A class action is a lawsuit brought by one or more named plaintiffs on behalf of a larger group of people — the class — who have all been harmed in the same or substantially similar way by the same defendant. In employment class actions, the class typically consists of current or former employees who experienced the same illegal practice.
What is PAGA, and how is it different from a class action?
PAGA- the Private Attorneys General Act – allows an individual employee to file a claim for labor code violations on behalf of themselves, other aggrieved employees, and the state of California. Unlike class actions, PAGA claims do not require court certification, and a portion of the recovery is allocated to the state. PAGA is often a faster and more flexible path than a traditional class action.
Do I need other employees to join me to file a PAGA claim?

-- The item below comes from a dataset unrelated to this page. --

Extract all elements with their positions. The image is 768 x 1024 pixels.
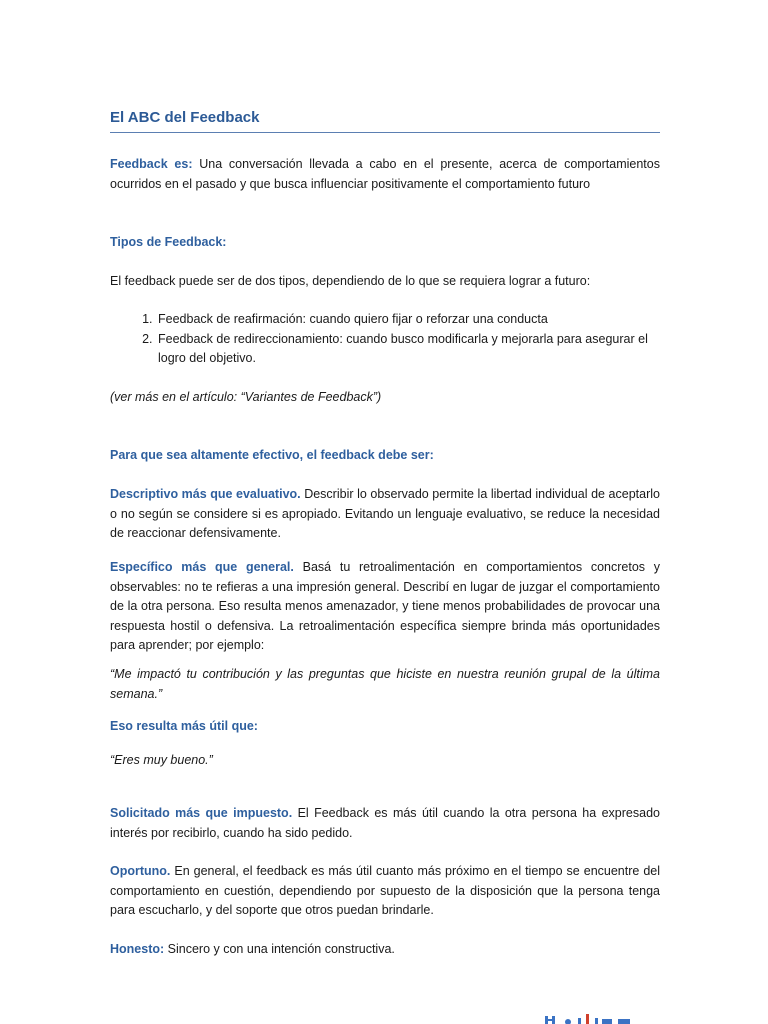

No. A single employee can initiate a PAGA claim without needing other workers to formally join. The claim is brought on behalf of all similarly situated employees, but it starts with one person’s decision to come forward.
What is the WARN Act?
The California WARN Act requires employers with 75 or more employees to give 60 days’ advance written notice before a mass layoff, plant closing, or major relocation affecting 50 or more workers. Employers who fail to provide that notice owe affected workers back pay and benefits for the days of notice they were legally required to give.
How much can workers recover in a PAGA case?
PAGA penalties are calculated per pay period per aggrieved employee. For initial violations, the civil penalty is $100 per employee per pay period. For subsequent violations, it rises to $200. In workplaces with large numbers of employees and ongoing violations across many pay periods, these penalties can become substantial.
Who is eligible to participate in a class action settlement?
Eligibility depends on the class definition certified by the court, which is typically based on factors like job title, location, dates of employment, and the nature of the violation. Our attorneys can tell you whether you are likely to qualify based on your situation.
Last Updated: April 07, 2026
The information on this page reflects the law as of the date above and is intended for general informational purposes only. It does not constitute legal advice, nor does it create an attorney-client relationship. Laws and regulations are subject to change, and individual circumstances vary — always consult a qualified attorney for guidance specific to your situation.